In an excellent piece in The Guardian Marina Hyde pointed out that Solveig’s apology fell under what she called the “this-is-not-who-I-am defence.”

The phrase seems to be a close cousin of the “misunderstanding” and “quoted out of context.” Not forgetting their embarrassing uncle “only banter.”

As Hyde writes: “[It] gets a lot of run-outs these days, as camera-phones catch non-racist people being racist on buses, non-homophobic people screaming abuse at gay people outside a nightclub, or any of the other variants that increasingly adorn the age. The point is: this is not who they are.

Very occasionally, the person saying the thing is saying it on a stage, in front of a large audience and multiple television cameras and is deploying remarks they have worked out in advance. But this, too, is not who those people are.”

Now, back to the defence: Solveig had also asked the male winner Luka Modric to dance. If he’d asked Hegerberg if she could waltz say, I don’t think it would have even caused a ripple.
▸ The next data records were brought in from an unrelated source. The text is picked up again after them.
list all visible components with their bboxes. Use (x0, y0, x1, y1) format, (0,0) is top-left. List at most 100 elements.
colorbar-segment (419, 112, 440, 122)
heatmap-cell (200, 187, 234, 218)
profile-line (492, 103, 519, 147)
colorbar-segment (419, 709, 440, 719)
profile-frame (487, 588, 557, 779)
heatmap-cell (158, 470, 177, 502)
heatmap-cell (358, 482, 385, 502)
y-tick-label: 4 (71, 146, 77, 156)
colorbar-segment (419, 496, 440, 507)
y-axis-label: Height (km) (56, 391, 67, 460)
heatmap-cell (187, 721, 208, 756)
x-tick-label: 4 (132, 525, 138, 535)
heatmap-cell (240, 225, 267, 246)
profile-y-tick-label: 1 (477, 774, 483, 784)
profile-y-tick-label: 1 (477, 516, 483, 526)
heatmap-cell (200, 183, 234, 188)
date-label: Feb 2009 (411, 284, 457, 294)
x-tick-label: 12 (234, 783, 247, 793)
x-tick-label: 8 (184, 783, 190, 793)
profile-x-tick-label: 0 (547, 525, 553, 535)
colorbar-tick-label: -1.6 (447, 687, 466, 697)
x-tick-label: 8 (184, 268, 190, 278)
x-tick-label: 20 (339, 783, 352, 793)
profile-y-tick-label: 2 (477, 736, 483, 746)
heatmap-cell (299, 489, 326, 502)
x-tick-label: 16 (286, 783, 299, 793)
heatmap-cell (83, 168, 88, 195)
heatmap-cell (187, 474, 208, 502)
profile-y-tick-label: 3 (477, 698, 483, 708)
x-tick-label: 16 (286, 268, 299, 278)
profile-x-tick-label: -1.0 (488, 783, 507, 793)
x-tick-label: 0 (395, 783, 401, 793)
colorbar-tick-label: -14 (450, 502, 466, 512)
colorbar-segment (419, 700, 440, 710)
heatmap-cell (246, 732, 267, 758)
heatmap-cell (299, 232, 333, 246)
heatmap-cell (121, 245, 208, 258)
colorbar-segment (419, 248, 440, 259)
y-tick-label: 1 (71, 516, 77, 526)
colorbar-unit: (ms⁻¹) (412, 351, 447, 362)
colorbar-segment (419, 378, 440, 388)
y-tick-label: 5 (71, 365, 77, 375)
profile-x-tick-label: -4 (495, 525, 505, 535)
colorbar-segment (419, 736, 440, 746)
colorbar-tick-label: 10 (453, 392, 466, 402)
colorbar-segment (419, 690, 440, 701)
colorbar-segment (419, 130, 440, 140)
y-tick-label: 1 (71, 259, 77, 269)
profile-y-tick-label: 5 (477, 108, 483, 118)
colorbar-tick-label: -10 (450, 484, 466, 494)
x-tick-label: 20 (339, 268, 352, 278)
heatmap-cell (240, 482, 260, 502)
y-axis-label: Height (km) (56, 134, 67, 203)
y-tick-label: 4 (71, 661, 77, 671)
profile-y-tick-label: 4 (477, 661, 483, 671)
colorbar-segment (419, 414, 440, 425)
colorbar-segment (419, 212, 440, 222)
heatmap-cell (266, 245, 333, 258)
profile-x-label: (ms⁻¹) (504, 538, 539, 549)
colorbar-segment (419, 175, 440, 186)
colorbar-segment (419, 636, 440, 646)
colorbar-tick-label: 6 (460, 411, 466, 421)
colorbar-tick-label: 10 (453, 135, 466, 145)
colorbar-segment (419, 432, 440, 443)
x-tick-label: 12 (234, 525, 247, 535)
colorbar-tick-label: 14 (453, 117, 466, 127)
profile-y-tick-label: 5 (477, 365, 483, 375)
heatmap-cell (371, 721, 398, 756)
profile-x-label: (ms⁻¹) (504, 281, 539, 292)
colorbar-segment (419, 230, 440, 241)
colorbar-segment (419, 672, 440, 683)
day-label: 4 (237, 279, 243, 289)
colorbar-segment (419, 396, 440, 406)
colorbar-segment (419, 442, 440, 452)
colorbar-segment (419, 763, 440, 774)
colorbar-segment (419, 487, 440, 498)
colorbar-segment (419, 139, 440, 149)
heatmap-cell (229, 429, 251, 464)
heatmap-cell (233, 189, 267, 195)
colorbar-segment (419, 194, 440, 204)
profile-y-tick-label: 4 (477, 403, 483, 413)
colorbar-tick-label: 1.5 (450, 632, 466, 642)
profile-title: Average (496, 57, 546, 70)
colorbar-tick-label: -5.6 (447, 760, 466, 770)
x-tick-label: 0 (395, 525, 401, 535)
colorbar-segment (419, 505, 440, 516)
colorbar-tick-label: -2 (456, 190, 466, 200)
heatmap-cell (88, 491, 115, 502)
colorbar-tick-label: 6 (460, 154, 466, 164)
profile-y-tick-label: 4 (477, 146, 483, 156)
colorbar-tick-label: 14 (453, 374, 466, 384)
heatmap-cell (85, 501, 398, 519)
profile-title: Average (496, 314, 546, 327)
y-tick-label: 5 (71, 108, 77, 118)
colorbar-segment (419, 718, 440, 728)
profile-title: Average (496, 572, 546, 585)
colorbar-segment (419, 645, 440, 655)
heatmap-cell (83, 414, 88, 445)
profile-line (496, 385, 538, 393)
He says it was a language problem – he seems to be arguing that he didn’t realise the very sexual nature of the “twerk.”

I’d be useless on a jury. But in this month of goodwill to all men, shall we give him the benefit of the doubt? And reflect that possibly more important, and more “this is definitely what football is,” could be the fact that the Ballon d’Or has been presented since 1956 and it’s only this year that anyone thought to introduce a women’s award.

One Comment

    Eugene Murray

    Yep..
    A ‘twerp’ is right!
    Perhaps if we remembered the women’s England team touring USA in the early part of the last century?